Like Grant Myers and Luke Seeley. The 9-year-old buddies spent their lazy, hazy days of summer — when they could have been doing little to nothing — chasing leads, conducting interviews, snapping photos, stapling pages and distributing newspapers to their neighbors. Not for free, of course. For 25 cents an issue.
“They definitely have that entrepreneurial spirit,” commented Luke’s mom, Kate Dyer-Seeley.
“I’d worry if I were you,” Bert Sewall, 83, told a Columbian reporter who stopped by Southeast Middle Way to scope out the competition. “These boys are pretty smart. They’ll scoop your stories.”
The publishing history of The Weekly Neighbor began simply with school out and Grant reading the Beverly Cleary classic “Henry and the Paper Route,” which describes the adventures of a young boy desperate to take on the delivery gig of his slightly older friend.

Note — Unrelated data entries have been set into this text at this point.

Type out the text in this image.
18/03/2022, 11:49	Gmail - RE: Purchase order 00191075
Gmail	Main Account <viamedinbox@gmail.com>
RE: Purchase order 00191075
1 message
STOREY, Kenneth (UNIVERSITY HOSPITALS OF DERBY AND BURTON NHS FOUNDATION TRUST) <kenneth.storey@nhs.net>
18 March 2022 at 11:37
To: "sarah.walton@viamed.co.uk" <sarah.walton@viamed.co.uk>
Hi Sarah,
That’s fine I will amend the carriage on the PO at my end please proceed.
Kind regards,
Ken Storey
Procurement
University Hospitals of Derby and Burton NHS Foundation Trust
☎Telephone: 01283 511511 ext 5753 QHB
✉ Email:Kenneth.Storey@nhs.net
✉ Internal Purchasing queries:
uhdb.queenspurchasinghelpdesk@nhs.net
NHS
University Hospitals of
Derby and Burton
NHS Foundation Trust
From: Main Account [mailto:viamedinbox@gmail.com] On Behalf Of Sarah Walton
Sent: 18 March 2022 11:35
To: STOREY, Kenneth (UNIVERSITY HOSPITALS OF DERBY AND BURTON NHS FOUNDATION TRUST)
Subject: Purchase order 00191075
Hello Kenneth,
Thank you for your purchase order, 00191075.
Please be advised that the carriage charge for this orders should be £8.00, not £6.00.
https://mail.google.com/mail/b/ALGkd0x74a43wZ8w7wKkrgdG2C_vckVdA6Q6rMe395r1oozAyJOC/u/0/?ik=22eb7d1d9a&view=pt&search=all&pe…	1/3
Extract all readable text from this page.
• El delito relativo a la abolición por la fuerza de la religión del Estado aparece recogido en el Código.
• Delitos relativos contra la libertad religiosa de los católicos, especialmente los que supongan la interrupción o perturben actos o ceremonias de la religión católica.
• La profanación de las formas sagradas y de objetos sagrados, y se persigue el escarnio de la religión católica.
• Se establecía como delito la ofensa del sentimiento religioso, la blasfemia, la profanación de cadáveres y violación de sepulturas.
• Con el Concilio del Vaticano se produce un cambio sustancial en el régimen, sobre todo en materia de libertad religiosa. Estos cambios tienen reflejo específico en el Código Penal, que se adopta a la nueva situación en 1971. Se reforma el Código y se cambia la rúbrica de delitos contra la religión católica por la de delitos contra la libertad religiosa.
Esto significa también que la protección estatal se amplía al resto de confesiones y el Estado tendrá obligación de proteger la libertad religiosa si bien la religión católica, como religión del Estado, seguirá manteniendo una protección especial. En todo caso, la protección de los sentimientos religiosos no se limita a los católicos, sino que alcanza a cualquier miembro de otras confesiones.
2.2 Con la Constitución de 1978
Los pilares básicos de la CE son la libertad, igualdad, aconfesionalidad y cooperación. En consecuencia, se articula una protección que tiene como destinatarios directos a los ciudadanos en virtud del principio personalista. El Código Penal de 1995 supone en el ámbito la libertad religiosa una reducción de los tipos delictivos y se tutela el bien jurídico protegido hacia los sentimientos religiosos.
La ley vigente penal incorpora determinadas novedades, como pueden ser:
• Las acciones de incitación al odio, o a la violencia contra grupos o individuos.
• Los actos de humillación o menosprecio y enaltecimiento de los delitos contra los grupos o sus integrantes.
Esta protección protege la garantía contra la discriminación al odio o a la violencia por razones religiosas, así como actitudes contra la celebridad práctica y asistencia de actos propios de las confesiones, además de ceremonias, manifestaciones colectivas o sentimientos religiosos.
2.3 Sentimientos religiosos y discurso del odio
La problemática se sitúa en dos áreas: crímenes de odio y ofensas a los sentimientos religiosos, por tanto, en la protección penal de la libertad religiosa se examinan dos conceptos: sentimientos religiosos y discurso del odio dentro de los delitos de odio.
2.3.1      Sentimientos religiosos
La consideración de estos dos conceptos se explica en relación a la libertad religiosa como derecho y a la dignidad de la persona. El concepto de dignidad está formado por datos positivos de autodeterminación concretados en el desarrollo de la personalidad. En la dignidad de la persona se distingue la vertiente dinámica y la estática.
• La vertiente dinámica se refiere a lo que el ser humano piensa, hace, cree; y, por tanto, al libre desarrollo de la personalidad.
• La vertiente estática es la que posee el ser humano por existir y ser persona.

“It thought it would be so cool to make our own newspaper, and I told Luke,” Grant said.
“Grant came over with a whole bunch of ideas, and we put the first issue together,” said Luke.
“It was entirely their idea, and they wanted no help from parents,” said Dyer-Seeley.
Wednesday became publication day. At first the boys worked in Dyer-Seeley’s home office, but ultimately that room proved “too girly,” she said. So the boys moved out to Luke’s freestanding clubhouse in the backyard — where they could put up circulation maps, subscriber lists and a rope-and-pulley system for newsroom messages. That’s not quite as fast as e-mail, but it’s so much cooler.
Also cool is the way The Weekly Neighbor has pulled the neighborhood closer together, Dyer-Seeley said. For example, Luke and his mom were biking the neighborhood when they discovered Bert Sewall working in the huge, colorful garden plot across the street from his house, which he bought to prevent from being developed, he said. That encounter turned into an in-depth interview and what appears to be a firm friendship.
“They asked many good questions. This is the most publicity I’ve ever gotten,” Sewall said.
Grant said he would often head out to hunt for stories with a pair of binoculars as well as the more standard reportorial gear of a pencil and notepad. “I kind of learned that there are a lot things going on around here,” he said. “We found a bunch of stuff we didn’t realize was there before.”
Like what? Like a dramatic battle between two crows and a turkey vulture in airspace right over the neighborhood. Like the wind toppling over a shelter that was being used at a nearby track camp. Like the arrival of new pets and the tragic euthanization of a beloved old one. Like tricks and tips from soccer camp and descriptions of great travel destinations like Multnomah Falls (which has ice cream) and Memaloose State Park (tetherball court, tire swing, cork screw). Like an update on seasonal fruits and voracious local squirrels. Basic Spanish lessons, homemade comics, crosswords and other puzzles round out each eight-page edition.
“It’s fun, but some people think you can easily put together a newspaper. It takes a whole lot of work, really,” said Luke.
Hear that? We like these kids. But with school soon to start, The Weekly Neighbor is about to do what too many newspapers have done lately: cut back on publication days. The Weekly Neighbor will soon become The Monthly Neighbor — until next summer, that is, when the news heats up again.
“I like delivering real papers,” said Seeley. “You can’t do a paper route if it’s online.”